Donors have been urged to fund community-led organisations in developing countries to support the realisation of the UN sustainable development goals.
Speaking at this year's Clinton Global Initiative in New York on Monday, none-State actors said empowering grassroots organisations would have an instant impact on vulnerable populations.
Leaders of NGOs and philanthropic organisations, leaders in business, labour and finance, influential youth advocates and grassroots activists, Heads of State and other global change agents urged donors to explore effective models for making lasting positive change.
The event was attended by Mayor of New York City Eric Adams, World Trade Organisation Director General Ngozi Iweala, World Health Organisation Director General Tedros Adhanom Ghebreyesus, Melinda Gates and New York Governor Kathy Hochul.
Former US President Bill Clinton opened the forum in which Heads of State and governments including Prime Minister of Barbados Mia Mottley and Moldova President Maia Sandu, called for enhanced partnerships in empowering the poor in the wake of economic challenges.
Addressing the meeting, Kenya's Kennedy Odede, the CEO of Shining Hope for Communities (Shofco), urged donors and world leaders to prioritise funding to community-led organisations. He said local communities should be trusted to solve their own problems.

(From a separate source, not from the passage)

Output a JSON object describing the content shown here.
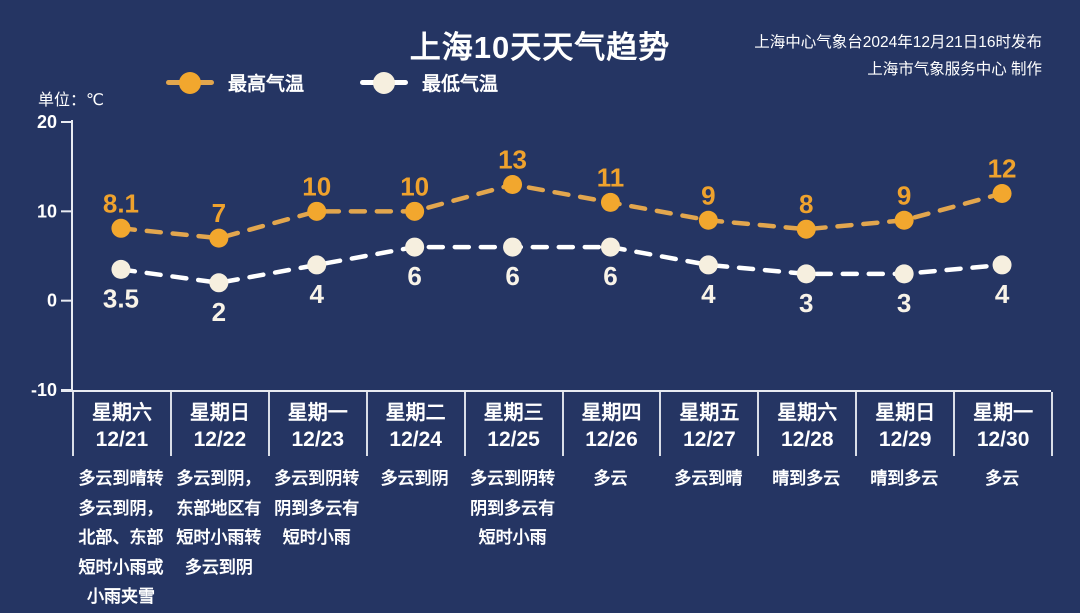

"Today, my call to action is, fund local grassroots organisations. That is how they will achieve sustainable and long-term impact. Let us be honest; we are not the answer! We must trust people to solve their own problems. Give power to the people," he told the more than 1,000 CGI participants.
Clinton said Dr Odede work with communities in Kenya, especially in the urban slums, had transformed lives. "Dr Odede has made a difference from almost the beginning of his very young life," President Clinton said.
The Shofco boss credited President Clinton for believing in him and supporting his efforts in Kenya. Odede founded Shofco in 2004 in Kibera, Nairobi and has now spread to 16 counties across Kenya serving 2.5 million people. He sits at USAID advisory board.
"We can no longer afford to live in a world of aid workers and beneficiaries. We must recognise the talents that exist in marginalised communities and unlock this potential," Odede said.